The reason why this happens is songs are written by committee these days.
Major pop stars hold writing camps when they start a new project.
There was video with a guy explaining the process but I cant find it.
I found this article instead, which states the same as that video.
BBC Arts - BBC Arts - The pop-up hit factory: How a songwriter bootcamp helped Rihanna fight back
A-list producers and topliners were summoned to Los Angeles for two weeks and installed in studios around the city, their hotel and food all paid for. It was the kind of immensely expensive undertaking that only a major label can afford to arrange.
Nowhere are the production efficiencies of the track-and-hook method of writing better realised than in writer camp. A camp is like a pop-up hit factory. Labels and superstar artists convene them, and they generally last three or four days.
The usual format is to invite dozens or more track makers and topliners, who are mixed and matched in different combinations through the course of the camp, until every possible combination has been tried. Typically, a producer-topliner pair spends the morning working on a song, which they are supposed to finish by the lunch break. In the afternoon new pairs are formed by the camp counselors, and another song is written by dinner.
If the artist happens to be present, the artist circulates among the different sessions, throwing out concepts, checking on the works in progress, picking up musical pollen in one session and shedding it on others.
At the end of each morning and afternoon session, the campers come together and listen to one another’s songs. The peer pressure is such that virtually every session produces a song, which means twelve or more songs a day, or sixty a week, depending on the size of the camp.
The Rihanna writer camp was an elite affair. Ne-Yo was there, as was [Scandinavian production duo] Stargate, and Ester Dean.
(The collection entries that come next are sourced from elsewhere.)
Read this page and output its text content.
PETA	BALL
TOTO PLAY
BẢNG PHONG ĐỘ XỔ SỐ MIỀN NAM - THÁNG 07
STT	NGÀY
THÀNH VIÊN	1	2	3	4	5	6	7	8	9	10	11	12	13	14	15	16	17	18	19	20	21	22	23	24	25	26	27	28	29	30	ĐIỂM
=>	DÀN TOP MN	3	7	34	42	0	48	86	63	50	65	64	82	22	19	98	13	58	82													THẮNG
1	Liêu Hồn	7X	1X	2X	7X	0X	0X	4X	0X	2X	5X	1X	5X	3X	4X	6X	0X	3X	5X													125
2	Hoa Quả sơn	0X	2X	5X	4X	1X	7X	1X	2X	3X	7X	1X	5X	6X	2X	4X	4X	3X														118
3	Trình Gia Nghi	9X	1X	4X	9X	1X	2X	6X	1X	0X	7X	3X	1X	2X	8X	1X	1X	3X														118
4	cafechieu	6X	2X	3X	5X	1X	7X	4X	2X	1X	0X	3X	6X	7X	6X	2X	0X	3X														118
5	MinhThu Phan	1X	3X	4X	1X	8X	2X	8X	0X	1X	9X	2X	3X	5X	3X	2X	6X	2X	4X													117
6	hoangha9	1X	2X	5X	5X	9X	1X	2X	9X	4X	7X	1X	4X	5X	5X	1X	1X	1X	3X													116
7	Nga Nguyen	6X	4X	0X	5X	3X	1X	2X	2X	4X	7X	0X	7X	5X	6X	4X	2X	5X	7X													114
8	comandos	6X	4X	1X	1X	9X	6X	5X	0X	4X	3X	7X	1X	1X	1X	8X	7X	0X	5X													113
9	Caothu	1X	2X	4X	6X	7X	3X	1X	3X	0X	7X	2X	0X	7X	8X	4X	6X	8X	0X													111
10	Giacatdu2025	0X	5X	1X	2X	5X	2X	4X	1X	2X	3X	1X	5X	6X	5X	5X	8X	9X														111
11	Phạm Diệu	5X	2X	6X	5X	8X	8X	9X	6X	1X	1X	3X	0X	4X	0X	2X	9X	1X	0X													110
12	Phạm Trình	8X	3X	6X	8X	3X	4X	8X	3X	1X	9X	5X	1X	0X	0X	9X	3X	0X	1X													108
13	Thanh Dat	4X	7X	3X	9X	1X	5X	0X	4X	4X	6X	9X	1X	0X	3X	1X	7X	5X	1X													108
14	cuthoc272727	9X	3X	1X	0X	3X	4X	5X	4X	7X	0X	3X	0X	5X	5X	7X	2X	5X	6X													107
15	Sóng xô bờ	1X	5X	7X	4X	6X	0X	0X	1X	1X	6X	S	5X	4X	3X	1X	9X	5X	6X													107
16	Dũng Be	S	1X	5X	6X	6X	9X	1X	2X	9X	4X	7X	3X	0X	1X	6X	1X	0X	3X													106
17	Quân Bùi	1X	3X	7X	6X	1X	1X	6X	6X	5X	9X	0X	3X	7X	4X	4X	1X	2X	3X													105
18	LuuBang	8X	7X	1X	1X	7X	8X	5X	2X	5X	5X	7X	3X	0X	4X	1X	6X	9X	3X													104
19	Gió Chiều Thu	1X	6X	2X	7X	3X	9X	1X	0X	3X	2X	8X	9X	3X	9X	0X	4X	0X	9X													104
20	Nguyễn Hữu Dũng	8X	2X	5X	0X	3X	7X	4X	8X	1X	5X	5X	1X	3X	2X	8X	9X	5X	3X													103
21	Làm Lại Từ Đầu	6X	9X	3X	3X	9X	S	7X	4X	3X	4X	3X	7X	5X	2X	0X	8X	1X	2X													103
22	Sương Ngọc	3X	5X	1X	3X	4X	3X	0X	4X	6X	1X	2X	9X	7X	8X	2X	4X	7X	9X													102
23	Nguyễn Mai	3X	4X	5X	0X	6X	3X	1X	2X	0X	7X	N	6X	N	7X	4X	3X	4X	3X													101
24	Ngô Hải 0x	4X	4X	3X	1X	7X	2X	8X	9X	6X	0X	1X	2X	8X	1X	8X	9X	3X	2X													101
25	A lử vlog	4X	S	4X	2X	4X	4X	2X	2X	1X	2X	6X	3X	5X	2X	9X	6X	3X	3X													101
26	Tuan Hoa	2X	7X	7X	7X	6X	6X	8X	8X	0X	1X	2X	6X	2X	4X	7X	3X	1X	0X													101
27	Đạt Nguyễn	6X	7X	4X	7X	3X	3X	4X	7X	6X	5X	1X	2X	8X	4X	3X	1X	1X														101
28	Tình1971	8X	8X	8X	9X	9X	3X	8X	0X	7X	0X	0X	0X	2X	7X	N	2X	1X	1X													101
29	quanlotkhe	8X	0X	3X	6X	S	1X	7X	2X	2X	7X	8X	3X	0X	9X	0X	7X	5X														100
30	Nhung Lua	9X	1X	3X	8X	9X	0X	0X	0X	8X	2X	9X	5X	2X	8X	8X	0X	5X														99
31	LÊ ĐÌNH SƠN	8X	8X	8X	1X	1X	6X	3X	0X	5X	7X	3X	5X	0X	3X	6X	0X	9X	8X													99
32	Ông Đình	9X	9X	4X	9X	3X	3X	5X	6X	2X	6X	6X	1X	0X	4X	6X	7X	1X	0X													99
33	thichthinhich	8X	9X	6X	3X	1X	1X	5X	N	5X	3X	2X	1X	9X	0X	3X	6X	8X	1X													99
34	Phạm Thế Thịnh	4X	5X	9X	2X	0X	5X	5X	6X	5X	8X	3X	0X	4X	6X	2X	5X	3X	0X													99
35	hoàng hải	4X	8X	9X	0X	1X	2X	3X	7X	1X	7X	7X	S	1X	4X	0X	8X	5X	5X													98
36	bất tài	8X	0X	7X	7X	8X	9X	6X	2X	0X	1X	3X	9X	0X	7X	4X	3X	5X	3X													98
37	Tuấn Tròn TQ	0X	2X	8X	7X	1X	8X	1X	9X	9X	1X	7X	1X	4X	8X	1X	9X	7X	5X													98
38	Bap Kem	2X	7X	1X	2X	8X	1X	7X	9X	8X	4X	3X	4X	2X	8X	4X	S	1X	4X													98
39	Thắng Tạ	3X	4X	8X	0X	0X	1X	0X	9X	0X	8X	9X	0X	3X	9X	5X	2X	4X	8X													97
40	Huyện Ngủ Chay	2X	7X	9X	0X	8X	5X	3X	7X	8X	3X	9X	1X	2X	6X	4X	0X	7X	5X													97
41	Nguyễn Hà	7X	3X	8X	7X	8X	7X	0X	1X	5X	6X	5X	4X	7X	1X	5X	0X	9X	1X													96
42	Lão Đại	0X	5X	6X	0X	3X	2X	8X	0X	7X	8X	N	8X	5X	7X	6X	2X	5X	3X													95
Jay Brown played counselor to the campers, under the aegis of Def Jam management.
The reason the labels do this is because they are trying guarantee hits by treating music like a GMO food product.
Take his drums, take his samples, take her verse, take her hook, take his keyboard part, take his bassline and put it all together.
By the time it's done, you have 15 writers splitting small percentages of the total songwriting publishing.
The artist who the song is for will get writing and production credit and a big slice of the publishing, whether they contributed or not.